The role of mobile manager requires you to look out for company interests by securing systems and focusing on key performance indicators. However, it also means your job is to get all these distractions out of your teams way so they can focus on delivering great work. Every remote worker is going to need a computer and they’ll likely be using a smartphone as well. At the same time, there are some trade-offs when company-supplied hardware is replaced with employee-owned components. Depending on the projects you’re working on, there may even be some high security implications with government contracts and industry regulations. ‘Bring Your Own Device’ (BYOD) policies may seem like an easy solution at first, but they get much more complicated when you need strict controls. It is imperative you set up BYOD policies and a strong mobile device management strategy. BlackBerry MDM has evolved to support a range of Android and iOS devices. When a mobile manager does their job right, the team should find their jobs easier and productivity will rise, and mobile device management programs help that happen.
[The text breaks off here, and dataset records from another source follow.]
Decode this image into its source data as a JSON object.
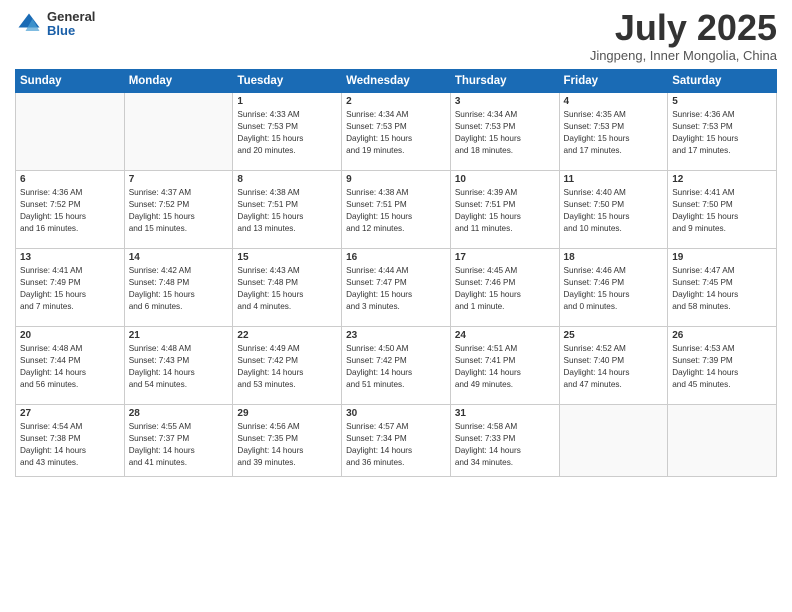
{
  "header": {
    "logo": {
      "general": "General",
      "blue": "Blue"
    },
    "month": "July 2025",
    "location": "Jingpeng, Inner Mongolia, China"
  },
  "weekdays": [
    "Sunday",
    "Monday",
    "Tuesday",
    "Wednesday",
    "Thursday",
    "Friday",
    "Saturday"
  ],
  "weeks": [
    [
      {
        "day": "",
        "info": ""
      },
      {
        "day": "",
        "info": ""
      },
      {
        "day": "1",
        "info": "Sunrise: 4:33 AM\nSunset: 7:53 PM\nDaylight: 15 hours\nand 20 minutes."
      },
      {
        "day": "2",
        "info": "Sunrise: 4:34 AM\nSunset: 7:53 PM\nDaylight: 15 hours\nand 19 minutes."
      },
      {
        "day": "3",
        "info": "Sunrise: 4:34 AM\nSunset: 7:53 PM\nDaylight: 15 hours\nand 18 minutes."
      },
      {
        "day": "4",
        "info": "Sunrise: 4:35 AM\nSunset: 7:53 PM\nDaylight: 15 hours\nand 17 minutes."
      },
      {
        "day": "5",
        "info": "Sunrise: 4:36 AM\nSunset: 7:53 PM\nDaylight: 15 hours\nand 17 minutes."
      }
    ],
    [
      {
        "day": "6",
        "info": "Sunrise: 4:36 AM\nSunset: 7:52 PM\nDaylight: 15 hours\nand 16 minutes."
      },
      {
        "day": "7",
        "info": "Sunrise: 4:37 AM\nSunset: 7:52 PM\nDaylight: 15 hours\nand 15 minutes."
      },
      {
        "day": "8",
        "info": "Sunrise: 4:38 AM\nSunset: 7:51 PM\nDaylight: 15 hours\nand 13 minutes."
      },
      {
        "day": "9",
        "info": "Sunrise: 4:38 AM\nSunset: 7:51 PM\nDaylight: 15 hours\nand 12 minutes."
      },
      {
        "day": "10",
        "info": "Sunrise: 4:39 AM\nSunset: 7:51 PM\nDaylight: 15 hours\nand 11 minutes."
      },
      {
        "day": "11",
        "info": "Sunrise: 4:40 AM\nSunset: 7:50 PM\nDaylight: 15 hours\nand 10 minutes."
      },
      {
        "day": "12",
        "info": "Sunrise: 4:41 AM\nSunset: 7:50 PM\nDaylight: 15 hours\nand 9 minutes."
      }
    ],
    [
      {
        "day": "13",
        "info": "Sunrise: 4:41 AM\nSunset: 7:49 PM\nDaylight: 15 hours\nand 7 minutes."
      },
      {
        "day": "14",
        "info": "Sunrise: 4:42 AM\nSunset: 7:48 PM\nDaylight: 15 hours\nand 6 minutes."
      },
      {
        "day": "15",
        "info": "Sunrise: 4:43 AM\nSunset: 7:48 PM\nDaylight: 15 hours\nand 4 minutes."
      },
      {
        "day": "16",
        "info": "Sunrise: 4:44 AM\nSunset: 7:47 PM\nDaylight: 15 hours\nand 3 minutes."
      },
      {
        "day": "17",
        "info": "Sunrise: 4:45 AM\nSunset: 7:46 PM\nDaylight: 15 hours\nand 1 minute."
      },
      {
        "day": "18",
        "info": "Sunrise: 4:46 AM\nSunset: 7:46 PM\nDaylight: 15 hours\nand 0 minutes."
      },
      {
        "day": "19",
        "info": "Sunrise: 4:47 AM\nSunset: 7:45 PM\nDaylight: 14 hours\nand 58 minutes."
      }
    ],
    [
      {
        "day": "20",
        "info": "Sunrise: 4:48 AM\nSunset: 7:44 PM\nDaylight: 14 hours\nand 56 minutes."
      },
      {
        "day": "21",
        "info": "Sunrise: 4:48 AM\nSunset: 7:43 PM\nDaylight: 14 hours\nand 54 minutes."
      },
      {
        "day": "22",
        "info": "Sunrise: 4:49 AM\nSunset: 7:42 PM\nDaylight: 14 hours\nand 53 minutes."
      },
      {
        "day": "23",
        "info": "Sunrise: 4:50 AM\nSunset: 7:42 PM\nDaylight: 14 hours\nand 51 minutes."
      },
      {
        "day": "24",
        "info": "Sunrise: 4:51 AM\nSunset: 7:41 PM\nDaylight: 14 hours\nand 49 minutes."
      },
      {
        "day": "25",
        "info": "Sunrise: 4:52 AM\nSunset: 7:40 PM\nDaylight: 14 hours\nand 47 minutes."
      },
      {
        "day": "26",
        "info": "Sunrise: 4:53 AM\nSunset: 7:39 PM\nDaylight: 14 hours\nand 45 minutes."
      }
    ],
    [
      {
        "day": "27",
        "info": "Sunrise: 4:54 AM\nSunset: 7:38 PM\nDaylight: 14 hours\nand 43 minutes."
      },
      {
        "day": "28",
        "info": "Sunrise: 4:55 AM\nSunset: 7:37 PM\nDaylight: 14 hours\nand 41 minutes."
      },
      {
        "day": "29",
        "info": "Sunrise: 4:56 AM\nSunset: 7:35 PM\nDaylight: 14 hours\nand 39 minutes."
      },
      {
        "day": "30",
        "info": "Sunrise: 4:57 AM\nSunset: 7:34 PM\nDaylight: 14 hours\nand 36 minutes."
      },
      {
        "day": "31",
        "info": "Sunrise: 4:58 AM\nSunset: 7:33 PM\nDaylight: 14 hours\nand 34 minutes."
      },
      {
        "day": "",
        "info": ""
      },
      {
        "day": "",
        "info": ""
      }
    ]
  ]
}
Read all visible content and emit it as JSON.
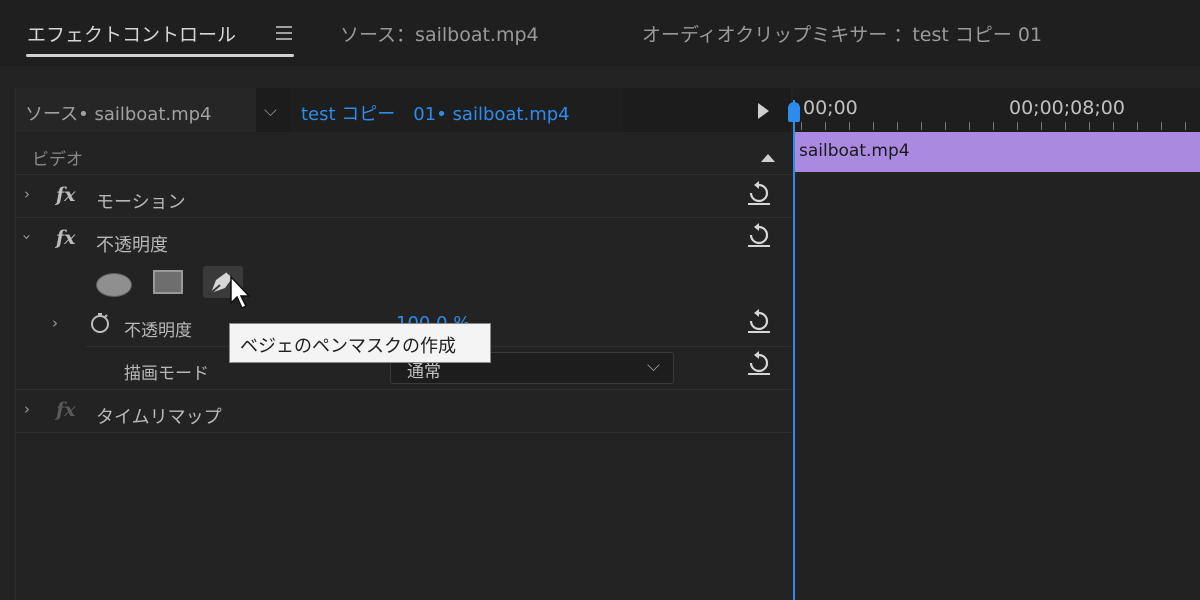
{
  "tabs": [
    {
      "label": "エフェクトコントロール",
      "active": true
    },
    {
      "label": "ソース：sailboat.mp4",
      "active": false
    },
    {
      "label": "オーディオクリップミキサー ：test コピー 01",
      "active": false
    }
  ],
  "source_bar": {
    "source": "ソース• sailboat.mp4",
    "sequence": "test コピー　01• sailboat.mp4"
  },
  "section": {
    "label": "ビデオ"
  },
  "effects": [
    {
      "label": "モーション"
    },
    {
      "label": "不透明度"
    },
    {
      "label": "タイムリマップ"
    }
  ],
  "opacity": {
    "property_label": "不透明度",
    "value": "100.0 %",
    "blend_label": "描画モード",
    "blend_value": "通常"
  },
  "tooltip": "ベジェのペンマスクの作成",
  "timeline": {
    "timecodes": [
      "00;00",
      "00;00;08;00"
    ],
    "clip_label": "sailboat.mp4"
  },
  "colors": {
    "accent": "#2d8ceb",
    "clip": "#a98ae0"
  }
}
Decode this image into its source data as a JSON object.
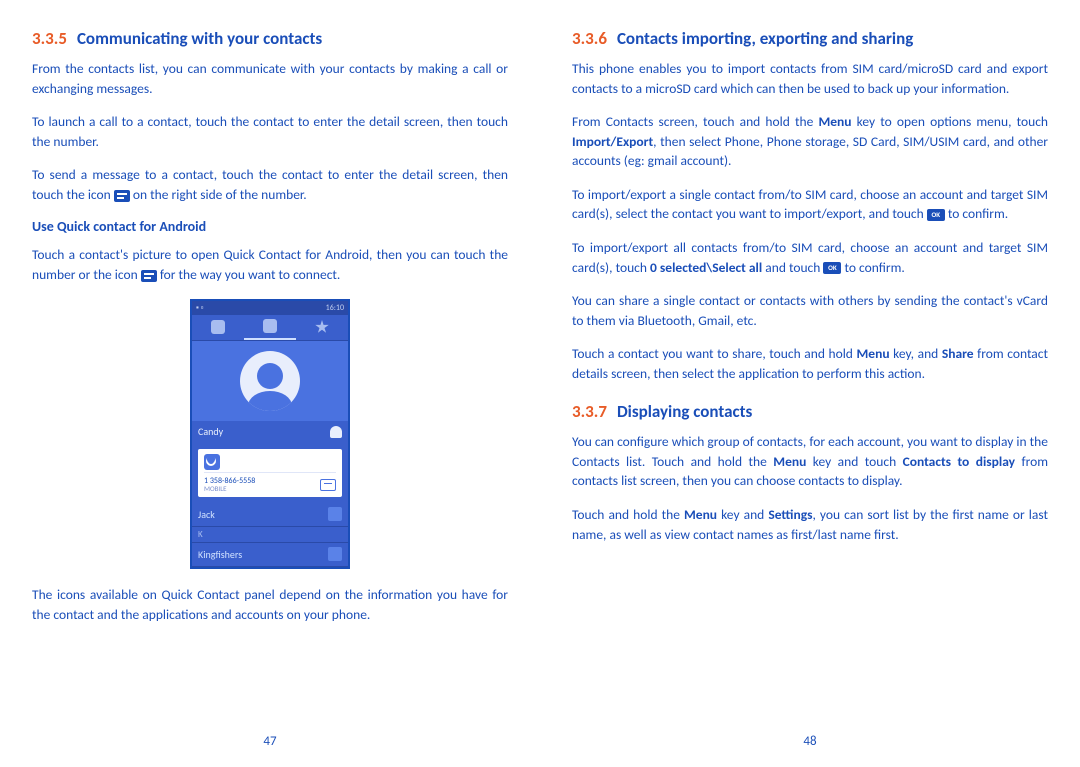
{
  "left": {
    "sec_num": "3.3.5",
    "title": "Communicating with your contacts",
    "p1": "From the contacts list, you can communicate with your contacts by making a call or exchanging messages.",
    "p2": "To launch a call to a contact, touch the contact to enter the detail screen, then touch the number.",
    "p3a": "To send a message to a contact, touch the contact to enter the detail screen, then touch the icon ",
    "p3b": " on the right side of the number.",
    "h3": "Use Quick contact for Android",
    "p4a": "Touch a contact's picture to open Quick Contact for Android, then you can touch the number or the icon ",
    "p4b": " for the way you want to connect.",
    "p5": "The icons available on Quick Contact panel depend on the information you have for the contact and the applications and accounts on your phone.",
    "pagenum": "47",
    "screenshot": {
      "time": "16:10",
      "contact_name": "Candy",
      "phone_number": "1 358-866-5558",
      "phone_label": "MOBILE",
      "row1": "Jack",
      "letter": "K",
      "row2": "Kingfishers"
    }
  },
  "right": {
    "sec1_num": "3.3.6",
    "sec1_title": "Contacts importing, exporting and sharing",
    "p1": "This phone enables you to import contacts from SIM card/microSD card and export contacts to a microSD card which can then be used to back up your information.",
    "p2a": "From Contacts screen, touch and hold the ",
    "p2b": " key to open options menu, touch ",
    "p2c": ", then select Phone, Phone storage, SD Card, SIM/USIM card, and other accounts (eg: gmail account).",
    "bold_menu": "Menu",
    "bold_ie": "Import/Export",
    "p3a": "To import/export a single contact from/to SIM card, choose an account and target SIM card(s), select the contact you want to import/export, and touch ",
    "p3b": " to confirm.",
    "p4a": "To import/export all contacts from/to SIM card, choose an account and target SIM card(s), touch ",
    "p4b": " and touch ",
    "p4c": " to confirm.",
    "bold_select": "0 selected\\Select all",
    "p5": "You can share a single contact or contacts with others by sending the contact's vCard to them via Bluetooth, Gmail, etc.",
    "p6a": "Touch a contact you want to share, touch and hold ",
    "p6b": " key, and ",
    "p6c": " from contact details screen, then select the application to perform this action.",
    "bold_share": "Share",
    "sec2_num": "3.3.7",
    "sec2_title": "Displaying contacts",
    "p7a": "You can configure which group of contacts, for each account, you want to display in the Contacts list. Touch and hold the ",
    "p7b": " key and touch ",
    "p7c": " from contacts list screen, then you can choose contacts to display.",
    "bold_ctd": "Contacts to display",
    "p8a": "Touch and hold the ",
    "p8b": " key and ",
    "p8c": ", you can sort list by the first name or last name, as well as view contact names as first/last name first.",
    "bold_settings": "Settings",
    "pagenum": "48",
    "ok_label": "OK"
  }
}
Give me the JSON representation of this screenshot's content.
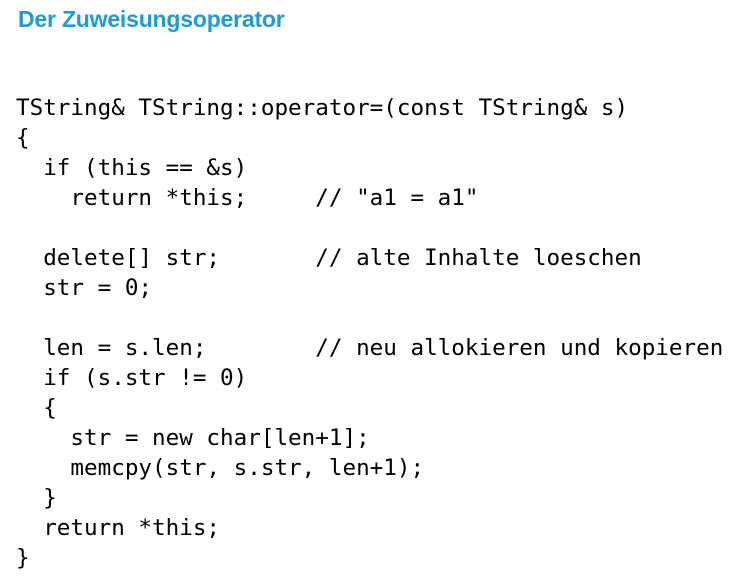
{
  "slide": {
    "title": "Der Zuweisungsoperator",
    "code_lines": [
      "TString& TString::operator=(const TString& s)",
      "{",
      "  if (this == &s)",
      "    return *this;     // \"a1 = a1\"",
      "",
      "  delete[] str;       // alte Inhalte loeschen",
      "  str = 0;",
      "",
      "  len = s.len;        // neu allokieren und kopieren",
      "  if (s.str != 0)",
      "  {",
      "    str = new char[len+1];",
      "    memcpy(str, s.str, len+1);",
      "  }",
      "  return *this;",
      "}"
    ]
  }
}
While only 10 percent of your problems will surround technology, 90 percent of your problems will be people problems, according to a white paper by Global Knowledge. Once you have the device security situation handled, you need to really step it up and help your team work together. You’ve got the right people on your team and you’ve defined your purpose, now you need to build strong team dynamics. This can be particularly difficult if none of the team members have ever met each other. The most important thing to do is to talk with the team and ask what is working and what needs improvement. You should also ensure you are providing feedback and awarding performance praise with every team member.
One of the most common elements of offline management is the team meeting. While these are possible in the online world, they are much more difficult when team members are in different time zones. Nobody likes waking up at 6 a.m. to attend an afternoon meeting that someone in another time zone scheduled. Instead, it’s better to use message boards, intranet blogs, email and other forms of asynchronous communication whenever possible. However, a face-to-face video conference can be a great way to promote team bonding when planned and executed properly. Here are some basic guidelines for any team meeting:
- Consider the various time zones represented within the team. If someone needs to be online at a ridiculous hour, it should be the person scheduling the meeting.
- Keep the meeting short and to the point. Don’t waste the team’s time discussing something in a video conference that could be hashed out via email.
- Create and share the agenda. Be sure there is a logical order to the meeting and that you don’t stray too far off topic.
- Make sure everyone is clear about the takeaways of the meeting. No one should ever leave with unanswered questions.